Another lightbulb goes on.
Anthony Braxton is a composer and multi-instrumentalist who, over the past fifty years, has written hundreds of jazz, classical, and unclassifiable avant-garde musical works, along with operas and innovative combinations of improvised, pre-composed, and recorded music. The fact that he is not a household name in America today is one of the signs that our culture does not recognize its true heroes. However, despite being a towering figure in a musical and cultural context that is dominated by the far-Left, Braxton, a black American who is now 76, in an interview Friday expressed his unabashed love for America and his deep consternation over the forces that are now endeavoring to destroy it. It took courage and a willingness to swim against the tide – but for half a century, Braxton has shown with his fiercely uncompromising music that he is willing and able to do that.
In the interview at the Grammy Awards website, Braxton says: “ For me, I’m just a country boy. [At this point, the Grammy interviewer adds the notation that Braxton’s “voice cracks with emotion.”] I’m a lucky guy to be born an American citizen. When I think about all the great music that’s happening—especially the music that’s come from Americans—again, I can only just bow to the Creator.”
Speaking about his forthcoming release, the massive 13-disc Quartet (Standards) 2020, which features Braxton on various saxophones playing 67 classic jazz songs, Braxton says: “What I’ve tried to do every decade is a project from the American Songbook. From the repertoire of the great American people, we take everything for granted. But, actually, in America, we have so much. We have options on so many different levels. There are so many different kinds of musics. We are so lucky, but of course, not everyone is able to recognize how fortunate we are, because it’s all around us all the time.”
This leads the master musician into an extraordinary paean to this country, and a criticism of current trends: “There is a separation between real America and what is being reported about our great country.
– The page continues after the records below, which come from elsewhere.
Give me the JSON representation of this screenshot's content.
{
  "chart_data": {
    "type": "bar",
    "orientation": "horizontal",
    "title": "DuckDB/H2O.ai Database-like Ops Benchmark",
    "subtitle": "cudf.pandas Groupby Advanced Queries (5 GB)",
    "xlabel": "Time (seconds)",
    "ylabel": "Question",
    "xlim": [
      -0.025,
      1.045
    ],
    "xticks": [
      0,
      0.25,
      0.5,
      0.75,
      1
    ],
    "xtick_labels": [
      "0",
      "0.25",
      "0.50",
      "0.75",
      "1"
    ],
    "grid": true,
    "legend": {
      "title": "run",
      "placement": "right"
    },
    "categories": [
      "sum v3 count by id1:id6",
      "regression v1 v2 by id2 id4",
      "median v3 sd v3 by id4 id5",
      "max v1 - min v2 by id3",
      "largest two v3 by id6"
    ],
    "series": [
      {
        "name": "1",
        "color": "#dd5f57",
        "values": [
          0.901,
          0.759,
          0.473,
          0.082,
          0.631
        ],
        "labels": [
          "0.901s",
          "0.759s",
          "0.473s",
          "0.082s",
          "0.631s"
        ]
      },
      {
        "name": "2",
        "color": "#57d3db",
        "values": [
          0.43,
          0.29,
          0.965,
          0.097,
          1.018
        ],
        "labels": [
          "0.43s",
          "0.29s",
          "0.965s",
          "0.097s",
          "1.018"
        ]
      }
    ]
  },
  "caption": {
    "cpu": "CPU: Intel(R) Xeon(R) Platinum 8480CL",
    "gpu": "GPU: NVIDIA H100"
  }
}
More and more, there is an effort to teach our young people that America has not been an agent of something positive, but rather, America has been an agent of something that is negative.” He adds: “I respect everyone’s viewpoint, but I would say this. In my opinion, the United States of America is one of the greatest countries that has ever happened to humanity. I think the men and women of America are some of the best people on this planet. But every day, I look at the internet—I gave up television and the radio years ago—and I’m reading about a perspective that is outrageous.”
After naming some of the composers, musicians, and others who have influenced him and get too little attention, Braxton says: “So, we watch the ascension of the great nation of China while, at the same time, our country is sinking because many of our young people are not being taught about what and who we really are as Americans….Unless change happens, we will have no way to avoid a cataclysmic experience.”
Braxton brushes aside the idea that there is something intrinsically wrong with this country: “There’s always room for improvement, but I’m not interested in utopia. No heaven, no paradise. Give me America! There are good people, so-called bad people, people on the left, people on the right.” He even rejects the Left’s current revision of American history: “There are complex forces in the air that are very separate from what one would have thought. The majority of the American people have been moving forward on the issue of slavery from the beginning. The whole concept of free states and slave states demonstrated immediately that there was opposition to slavery….In America, there’s always been a movement to challenge those ideas. But you would not know that today!”
Someone, Braxton says, is behind this movement toward disunity: “Certain sectors have been brought in to create separatism that didn’t really exist in the same way that we are experiencing it now. It’s very fashionable to be racist against white Americans, especially white men….What I’m saying is that someone made the decision to promote that vibration and put it in a different position.”
Believe it or not, there’s more yet from this very wise jazzman at the link. Never having been interested in modern jazz, I’m not at all familiar with Braxton. But after this, he’s one hundred percent a-okay in my book.
That’s not a lightbulb “Going on”
That’s the old Flame that’s still burning in some.
Note that a man of accomplishment such as Braxton is hardly known outside of his particular niche, while a life-long petty criminal and drug addict like Fentanyl Floyd is treated as a quasi-saint and a “role model” for black youth. Thug rappers are household names and make millions, while Braxton is unknown. Is it any wonder our nation is in the state we see around us today?